Re: Stalls when starting a VSOCK listening socket: soft lockups, RCU stalls, timeout

All of lore.kernel.org
 help / color / mirror / Atom feed

From: Jiri Slaby <jirislaby@kernel.org>
To: Peter Zijlstra <peterz@infradead.org>, Thomas Gleixner <tglx@kernel.org>
Cc: "Matthieu Baerts" <matttbe@kernel.org>,
	"Stefan Hajnoczi" <stefanha@redhat.com>,
	"Stefano Garzarella" <sgarzare@redhat.com>,
	kvm@vger.kernel.org, virtualization@lists.linux.dev,
	Netdev <netdev@vger.kernel.org>,
	rcu@vger.kernel.org, "MPTCP Linux" <mptcp@lists.linux.dev>,
	"Linux Kernel" <linux-kernel@vger.kernel.org>,
	"Shinichiro Kawasaki" <shinichiro.kawasaki@wdc.com>,
	"Paul E. McKenney" <paulmck@kernel.org>,
	"Dave Hansen" <dave.hansen@linux.intel.com>,
	"luto@kernel.org" <luto@kernel.org>,
	"Michal Koutný" <MKoutny@suse.com>,
	"Waiman Long" <longman@redhat.com>
Subject: Re: Stalls when starting a VSOCK listening socket: soft lockups, RCU stalls, timeout
Date: Thu, 5 Mar 2026 13:20:38 +0100	[thread overview]
Message-ID: <ba067933-bf3b-476d-a0bb-53eda56996ca@kernel.org> (raw)
In-Reply-To: <a2b573b4-af61-4b84-a7d1-012ed6bb23c9@kernel.org>

On 05. 03. 26, 12:53, Jiri Slaby wrote:
> On 05. 03. 26, 8:00, Jiri Slaby wrote:
>> On 02. 03. 26, 12:46, Peter Zijlstra wrote:
>>> On Mon, Mar 02, 2026 at 06:28:38AM +0100, Jiri Slaby wrote:
>>>
>>>> The state of the lock:
>>>>
>>>> crash> struct rq.__lock -x ffff8d1a6fd35dc0
>>>>    __lock = {
>>>>      raw_lock = {
>>>>        {
>>>>          val = {
>>>>            counter = 0x40003
>>>>          },
>>>>          {
>>>>            locked = 0x3,
>>>>            pending = 0x0
>>>>          },
>>>>          {
>>>>            locked_pending = 0x3,
>>>>            tail = 0x4
>>>>          }
>>>>        }
>>>>      }
>>>>    },
>>>>
>>>
>>>
>>> That had me remember the below patch that never quite made it.

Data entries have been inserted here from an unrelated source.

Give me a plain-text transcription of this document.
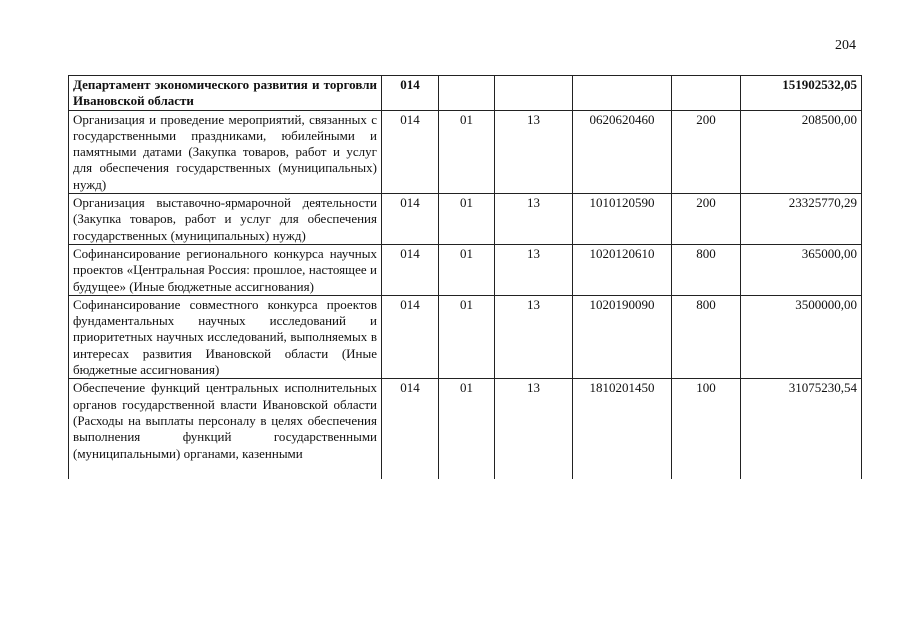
204
Департамент экономического развития и торговли Ивановской области	014					151902532,05
Организация и проведение мероприятий, связанных с государственными праздниками, юбилейными и памятными датами (Закупка товаров, работ и услуг для обеспечения государственных (муниципальных) нужд)	014	01	13	0620620460	200	208500,00
Организация выставочно-ярмарочной деятельности (Закупка товаров, работ и услуг для обеспечения государственных (муниципальных) нужд)	014	01	13	1010120590	200	23325770,29
Софинансирование регионального конкурса научных проектов «Центральная Россия: прошлое, настоящее и будущее» (Иные бюджетные ассигнования)	014	01	13	1020120610	800	365000,00
Софинансирование совместного конкурса проектов фундаментальных научных исследований и приоритетных научных исследований, выполняемых в интересах развития Ивановской области (Иные бюджетные ассигнования)	014	01	13	1020190090	800	3500000,00
Обеспечение функций центральных исполнительных органов государственной власти Ивановской области (Расходы на выплаты персоналу в целях обеспечения выполнения функций государственными (муниципальными) органами, казенными	014	01	13	1810201450	100	31075230,54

I've
>>> rebased it to something more recent so it applies.
>>>
>>> If you stick that in, we might get a clue as to who is owning that lock.
>>> Provided it all wants to reproduce well enough.
>>
>> Thanks, I applied it, but to date it is still not accepted yet:
>> https://build.opensuse.org/requests/1335893
> 
> OK, I have a first dump with the patch applied:
>    __lock = {
>      raw_lock = {
>        {
>          val = {
>            counter = 0x2c0003
>          },
>          {
>            locked = 0x3,
>            pending = 0x0
>          },
>          {
>            locked_pending = 0x3,
>            tail = 0x2c
>          }
>        }
>      }
>    },
> 
> I am not sure if it is of any help?
> 
> 
> 
> 
> BUT: I have another dump with LOCKDEP (but NOT the patch above). The 
> kernel is again spinning in mm_get_cid(), presumably waiting for a free 
> bit in the map as before [1]:
> 
> 
> [  162.660584] rcu: INFO: rcu_preempt detected stalls on CPUs/tasks:
> ...
> [  162.661378] Sending NMI from CPU 3 to CPUs 1:
> [  162.661398] NMI backtrace for cpu 1
> ...
> [  162.661411] RIP: 0010:mm_get_cid+0x54/0xc0
> 
> 
> 7680 is active on CPU 1:
> PID: 7680     TASK: ffff8cc4038525c0  CPU: 1    COMMAND: "asm"
> 
> 
> CPU3 is waiting for the CPU1's rq_lock:
> RDX: 0000000000000000  RSI: 0000000000000003  RDI: ffff8cc72fcb8500
> ...
>   #3 [ffffd2e9c0083da0] raw_spin_rq_lock_nested+0x20 at ffffffff9339e700
> 
> crash> struct rq.__lock -x ffff8cc72fcb8500
>    __lock = {
>      raw_lock = {
>        {
>          val = {
>            counter = 0x100003
>          },
>          {
>            locked = 0x3,
>            pending = 0x0
>          },
>          {
>            locked_pending = 0x3,
>            tail = 0x10
>          }
>        }
>      },
>      magic = 0xdead4ead,
>      owner_cpu = 0x1,
>      owner = 0xffff8cc4038b8000,
>      dep_map = {
>        key = 0xffffffff96245970 <__key.7>,
>        class_cache = {0xffffffff9644b488 <lock_classes+10600>, 0x0},
>        name = 0xffffffff94ba3ab3 "&rq->__lock",
>        wait_type_outer = 0x0,
>        wait_type_inner = 0x2,
>        lock_type = 0x0
>      }
>    },
> 
> owner_cpu is 1, owner is:
> PID: 7508     TASK: ffff8cc4038b8000  CPU: 1    COMMAND: "compile"
> 
> But as you can see above, CPU1 is occupied with a different task:
> crash> bt -sxc 1
> PID: 7680     TASK: ffff8cc4038525c0  CPU: 1    COMMAND: "asm"
> 
> spinning in mm_get_cid() as I wrote. See the objdump of mm_get_cid below.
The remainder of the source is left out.